The three-point contest was first held for boys in 1989, with a girls' competition added alongside the inaugural girls' game in 2002.

The skills contest was added for both boys and girls in 2002, with separate events held for both sexes through 2015.

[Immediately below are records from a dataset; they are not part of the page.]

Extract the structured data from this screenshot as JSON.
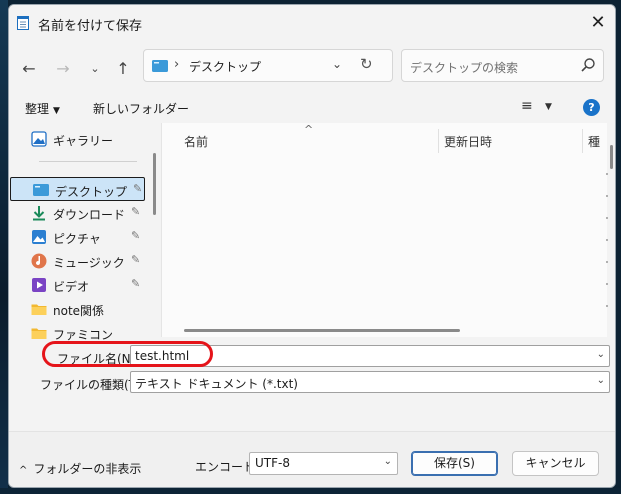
{
  "window": {
    "title": "名前を付けて保存",
    "close_glyph": "✕"
  },
  "nav": {
    "back": "←",
    "forward": "→",
    "recent": "⌄",
    "up": "↑",
    "address_sep": "›",
    "address": "デスクトップ",
    "address_dropdown": "⌄",
    "refresh": "↻",
    "search_placeholder": "デスクトップの検索"
  },
  "toolbar": {
    "organize": "整理",
    "organize_caret": "▼",
    "new_folder": "新しいフォルダー",
    "view_glyph": "≡",
    "view_caret": "▼",
    "help": "?"
  },
  "sidebar": {
    "items": [
      {
        "label": "ギャラリー",
        "icon": "gallery-icon",
        "pinned": false
      },
      {
        "label": "デスクトップ",
        "icon": "desktop-icon",
        "pinned": true,
        "selected": true
      },
      {
        "label": "ダウンロード",
        "icon": "download-icon",
        "pinned": true
      },
      {
        "label": "ピクチャ",
        "icon": "pictures-icon",
        "pinned": true
      },
      {
        "label": "ミュージック",
        "icon": "music-icon",
        "pinned": true
      },
      {
        "label": "ビデオ",
        "icon": "video-icon",
        "pinned": true
      },
      {
        "label": "note関係",
        "icon": "folder-icon",
        "pinned": false
      },
      {
        "label": "ファミコン",
        "icon": "folder-icon",
        "pinned": false
      }
    ],
    "pin_glyph": "📌"
  },
  "filelist": {
    "sort_glyph": "^",
    "columns": [
      "名前",
      "更新日時",
      "種"
    ]
  },
  "fields": {
    "filename_label": "ファイル名(N):",
    "filename_value": "test.html",
    "filetype_label": "ファイルの種類(T):",
    "filetype_value": "テキスト ドキュメント (*.txt)",
    "dropdown_glyph": "⌄"
  },
  "footer": {
    "toggle_chevron": "^",
    "toggle_label": "フォルダーの非表示",
    "encoding_label": "エンコード:",
    "encoding_value": "UTF-8",
    "save": "保存(S)",
    "cancel": "キャンセル"
  },
  "colors": {
    "accent": "#1a73c9",
    "selection": "#cce4f7",
    "highlight_ring": "#e5141a"
  }
}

In 2016, the skills contest was discontinued and replaced with a "Legends & Stars Shootout", involving teams consisting of one boy, one girl, and one All-American Game alumnus of either sex. Within each individual entry of Legends & Stars Shootout winners, the teams are listed in the aforementioned order. The Shootout is a timed competition in which each team must make a layup, free throw, three-pointer, and halfcourt shot in that order.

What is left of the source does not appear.